Conspiring with the Enemy:
Desperate to find enough guys to attend a gokon, ChanWoo makes a grave mistake of asking the first person he ran into at school to join him on a group date full of high school students. But unbeknownst to him, the guy he has asked is the last person any student would want at an event like this - a teacher. This is already sounding like a disaster waiting to happen, but that's just the start of ChanWoo's troubles. Because waiting for them at the gokon is the fiery spiteful Myun MyungHae. This girl is ready to tear down all guys set before her and she doesn't care how little she knows about them personally. And she is not going to waste time before reeling into him.

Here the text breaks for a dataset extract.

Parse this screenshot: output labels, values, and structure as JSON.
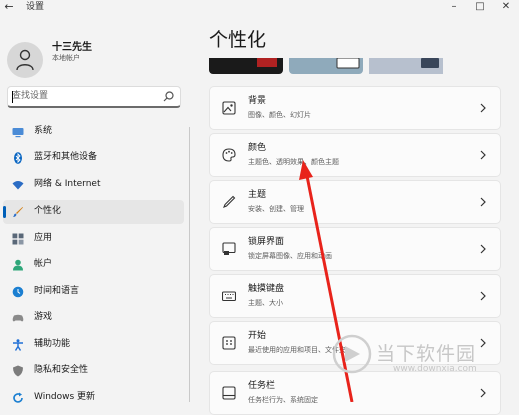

Kim JangChul is young and good-looking. This high school math teacher could be mistaken for a senior in school. And he does not take students with bad attitudes lightly. So there is going to be heck to pay for ChanWoo and MyungHae . And it is teach who will have the last laugh.Comments
I have not been much of a fan of Korean shojo. The best titles are very good, but there are so many titles that really are eye candy. It really reminds me of the shonen market in Japan where style is enough to carry a product.
Lie to Me is not shojo at all. It is straight up josei shorts with college age characters causing mayhem in love and school.
Lee's stories are twisted little packets of passion and humor bending the standards of love and romance. They have characters openly lying to each other to advance their relationships. So whether it is relative conspiring in a plan to entrap a love interest or a transvestite lies about their "past" to coax a neighbor into bed, Lee seems to know how to push the envelop while still maintaining the basic elements romance comedy.
If there is anything I can gripe about these stories is that they are very brief. My favorite "Conspiring with the Enemy" really grabbed hold of me with its characters and the feeling of doom. However, it ended so abruptly that even with the twisted quasi-conclusive ending I felt I needed more. A cast so " bad" should not be confined to 40pgs!